This was published 8 months ago
Inside the new ‘underground skyscraper’ built for Sydney’s Metro hub
The sheer scale of the new Metro station beneath Martin Place is evident the moment you walk into its northern entrance.
Peer into the depths of Sydney’s new underground station at Martin Place from street level and you are under no illusion about the scale of a project that has taken six years to build.
The centrepiece, the massive atrium at the northern entrance on Hunter Street in the CBD, streams light on to the concourses below. It is a 42-metre drop from its ceiling to the train platforms, which are connected by several sets of escalators and lifts.
The 200-metre-long station is one of six built for the main section of the $21.6 billion Metro City and Southwest line between Chatswood and Sydenham, due to open within months.
Equating the atrium to a nine- or 10-storey building, Sydney Metro City and Southwest project director Hugh Lawson says it is effectively a skyscraper below ground: “If you actually saw it above ground it would be massive.”
The atrium was made possible by stitching the upper level of the station into a 39-storey tower built directly above, which is part of a development that will become Macquarie Group’s global headquarters.
At the northern entrance, a four-metre steel sculpture suspended from the atrium’s ceiling serves as a landmark for commuters who will soon descend into the bowels of the station.
“Tens of thousands people a day will be using this station in the future,” Lawson said. “Everything has to be scaled to manage that safely and effectively and get people in and out.”
It takes nearly three minutes to walk at a slow pace – and ride two sets of escalators – from street level at the northern entrance to the platforms, each 170m long. The station has 14 lifts and 25 escalators, and there will be about 30 shops in the cavernous precinct.
Lawson said the station had been designed to make it as intuitive as possible for commuters to navigate, and avoid them feeling disoriented or deep underground. “At platform level it feels quite open, and you don’t think, ‘Oh gosh, I’m 25 to 30 metres below ground level,’” he said.
The entire station is due to be completed in the next few weeks, and will then be handed over to Metro Trains Sydney, a private consortium led by Hong Kong’s MTR Corporation, which will operate the line.
“This has to be completed a number of months before we can even start thinking about opening the railway,” Lawson said.
Transport Minister Jo Haylen said the government aimed to open the rail line mid-year, but it would not do so until trial operations and safety checks were completed, and the train services were running to a high level of reliability.
“It’s a complicated, driverless, high-tech system. It takes a lot of time to get all of those pieces working, and we won’t be pressing go until they’re all absolutely working,” she said.

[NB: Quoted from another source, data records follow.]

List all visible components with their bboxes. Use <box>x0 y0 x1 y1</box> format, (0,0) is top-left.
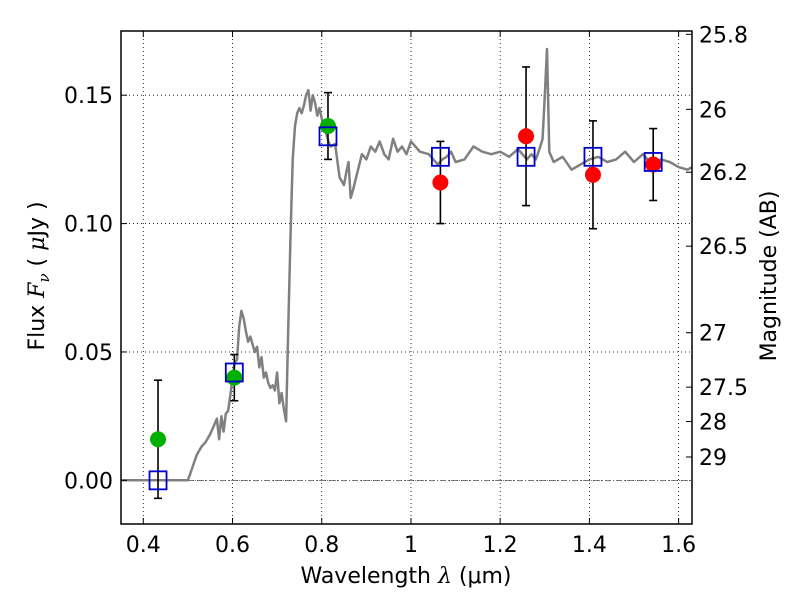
y-tick-label: 0.15 <box>64 84 113 109</box>
x-tick-label: 1.6 <box>661 533 696 558</box>
x-tick-label: 1 <box>404 533 418 558</box>
y2-tick-label: 26.5 <box>699 235 748 260</box>
data-point <box>319 118 336 135</box>
plot-frame <box>120 30 693 525</box>
data-point <box>518 128 535 145</box>
y-tick-label: 0.00 <box>64 469 113 494</box>
data-point <box>645 156 662 173</box>
model-flux-marker <box>583 146 603 167</box>
y2-tick-label: 27 <box>699 322 727 347</box>
axes: 0.4 0.6 0.8 1 1.2 1.4 1.6 0.00 0.05 0.10 0.15 25.8 2… <box>64 23 748 558</box>
model-flux-marker <box>643 152 663 172</box>
x-tick-label: 0.4 <box>126 533 161 558</box>
x-axis-label: Wavelength λ (μm) <box>300 564 511 589</box>
x-tick-label: 0.8 <box>304 533 339 558</box>
y2-tick-label: 25.8 <box>699 23 748 48</box>
grid <box>121 31 692 524</box>
y2-tick-label: 26.2 <box>699 161 748 186</box>
model-flux-marker <box>224 362 244 383</box>
y2-axis-label: Magnitude (AB) <box>757 191 782 362</box>
x-tick-label: 1.4 <box>572 533 607 558</box>
y-axis-label: Flux Fν ( μJy ) <box>25 201 53 350</box>
data-point <box>432 174 449 191</box>
sed-model-line <box>121 47 693 482</box>
y-tick-label: 0.10 <box>64 213 113 238</box>
data-point <box>226 369 243 386</box>
x-tick-label: 0.6 <box>215 533 250 558</box>
model-flux-marker <box>318 126 338 147</box>
y2-tick-label: 29 <box>699 446 727 471</box>
series-layer <box>121 47 693 500</box>
y-tick-label: 0.05 <box>64 341 113 366</box>
model-flux-marker <box>516 146 536 167</box>
model-flux-marker <box>148 470 168 491</box>
x-tick-label: 1.2 <box>483 533 518 558</box>
y2-tick-label: 27.5 <box>699 376 748 401</box>
data-point <box>584 166 601 183</box>
model-flux-marker <box>431 146 450 167</box>
y2-tick-label: 28 <box>699 411 727 436</box>
data-point <box>150 431 167 448</box>
y2-tick-label: 26 <box>699 98 727 123</box>
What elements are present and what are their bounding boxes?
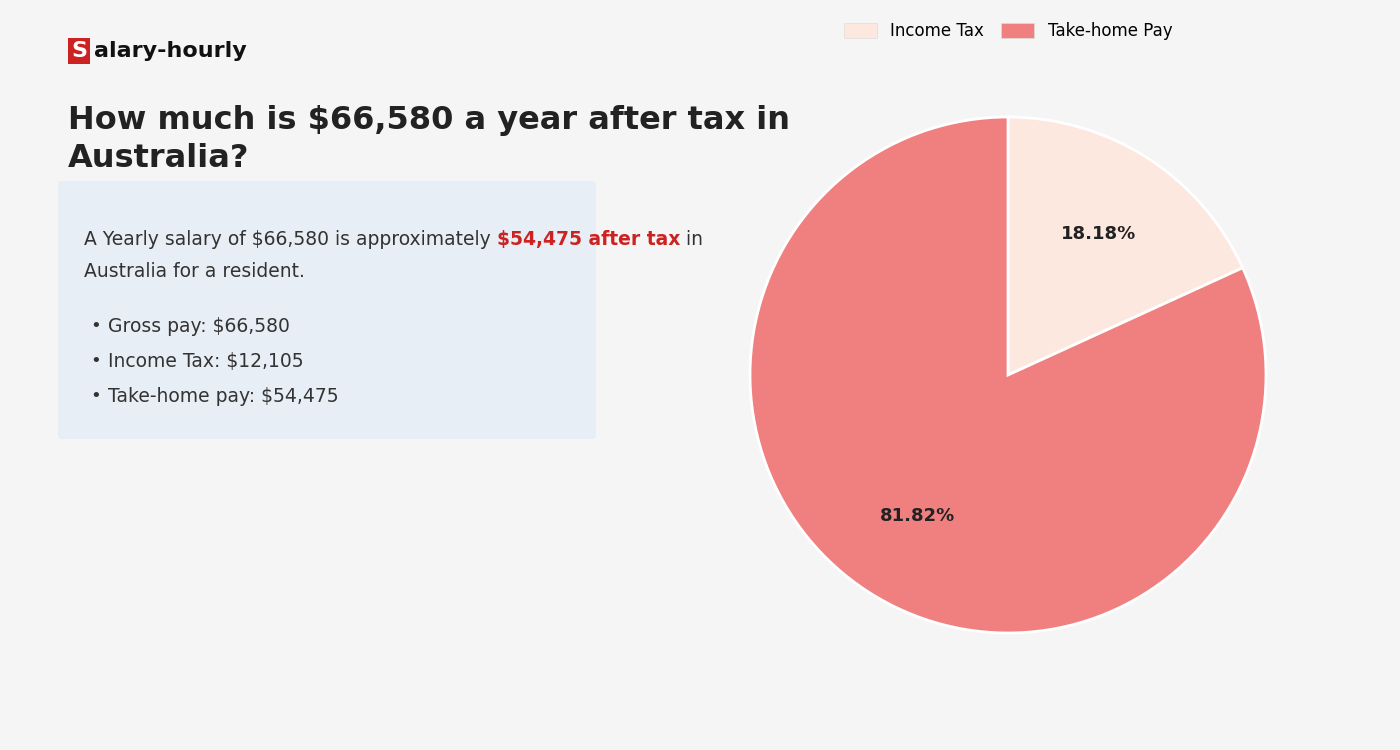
Text: in: in [680,230,703,249]
Wedge shape [750,117,1266,633]
Text: Income Tax: $12,105: Income Tax: $12,105 [108,352,304,371]
Text: •: • [91,387,101,405]
Text: How much is $66,580 a year after tax in: How much is $66,580 a year after tax in [69,105,790,136]
Text: •: • [91,317,101,335]
Legend: Income Tax, Take-home Pay: Income Tax, Take-home Pay [837,16,1179,47]
Text: Gross pay: $66,580: Gross pay: $66,580 [108,317,290,336]
FancyBboxPatch shape [57,181,596,439]
Text: Take-home pay: $54,475: Take-home pay: $54,475 [108,387,339,406]
Text: Australia?: Australia? [69,143,249,174]
Text: 18.18%: 18.18% [1061,225,1137,243]
Text: S: S [71,41,87,61]
Text: •: • [91,352,101,370]
Text: $54,475 after tax: $54,475 after tax [497,230,680,249]
Text: A Yearly salary of $66,580 is approximately: A Yearly salary of $66,580 is approximat… [84,230,497,249]
Wedge shape [1008,117,1243,375]
Text: Australia for a resident.: Australia for a resident. [84,262,305,281]
FancyBboxPatch shape [69,38,90,64]
Text: 81.82%: 81.82% [879,507,955,525]
Text: alary-hourly: alary-hourly [94,41,246,61]
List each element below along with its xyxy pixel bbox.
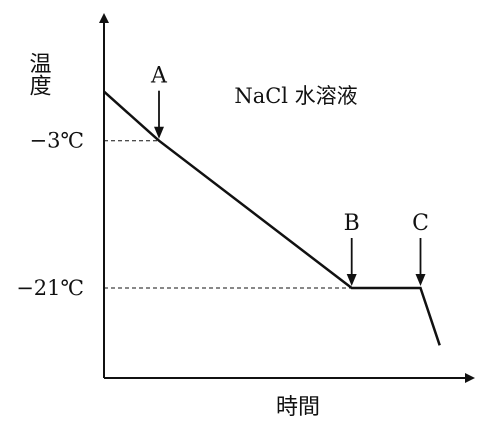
y-tick-label: −3℃ — [30, 129, 84, 153]
point-marker-c: C — [412, 211, 429, 286]
point-markers: A B C — [150, 64, 429, 286]
arrow-head — [415, 274, 426, 286]
cooling-curve — [103, 90, 441, 346]
y-tick-label: −21℃ — [16, 276, 84, 300]
y-axis-label: 温度 — [26, 52, 52, 96]
point-label: A — [150, 64, 168, 89]
solution-annotation: NaCl 水溶液 — [234, 84, 357, 108]
arrow-head — [154, 126, 164, 139]
point-marker-a: A — [150, 64, 168, 139]
point-label: B — [344, 211, 360, 236]
reference-lines — [104, 140, 352, 289]
arrow-head — [346, 274, 357, 286]
point-label: C — [412, 211, 429, 236]
point-marker-b: B — [344, 211, 360, 286]
y-tick-labels: −3℃ −21℃ — [16, 129, 84, 300]
x-axis-label: 時間 — [276, 395, 320, 420]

With trains set to run every four minutes in both directions, Haylen said the station and the rest of the new metro line would reshape Sydney and the way people traversed it. “Its connection to other modes of transport is critical,” she said.
Via escalators and spacious tunnels, commuters will walk from the metro station to platforms for the T4 Eastern Suburbs line, along which double-deck trains rumble at the existing Martin Place station.
Alternatively, they can walk underground from the northern end and emerge from the new station’s southern entrance without passing through ticket gates. They will encounter a sound and light display in a major tunnel beneath the foundations of the heritage-listed State Savings Bank.
Macquarie’s project director for the integrated station development, Michael Silman, said commuters would get a “light and sound show” when they passed through the pedestrian link. “One of the features of the artwork is that it should be different each time you walk through it,” he said.
As part of the development, a 29-storey tower has been erected above the station’s other entrance on the south side of Martin Place.
Under an unsolicited proposal approved by the previous Coalition government in 2019, Macquarie contracted Lendlease to build the towers, as well as the station below and pedestrian connections.
About 13,500 commuters are forecast to pass through the new station’s ticket gates between 6.30am and 10am daily by 2036. It is slightly more than the existing Martin Place station’s patronage of 13,030 in the morning peak.
It will make Martin Place the third-busiest station on the Metro City and Southwest line after the metros built at Central Station and North Sydney’s new Victoria Cross station.
Sydney Metro’s delivery director for Martin Place, Luke Garden, said the new northern CBD station was the “real jewel in the crown” of the project.
“This is the new heart of transport in Sydney, moving away from Central, especially when Hunter Street opens,” he said.
The opening of a neighbouring station under Hunter Street for the $25.3 billion Metro West line by 2032 will bring a fourth station to the northern end of the CBD. By then, commuters will be able to walk through underground links from the existing Sydney Trains and new metro stations at Martin Place to Barangaroo via the Metro West and Wynyard stations.
The main section of the Metro City and Southwest line under the harbour and CBD is due to open mid-year. However, the conversion of existing rail tracks between Sydenham and Bankstown to metro train standards is not expected to be completed until late 2025.
Converting the 13-kilometre stretch of the Bankstown line has pushed up the bill for the project to about $21.6 billion, almost twice the original forecast of $12 billion last decade.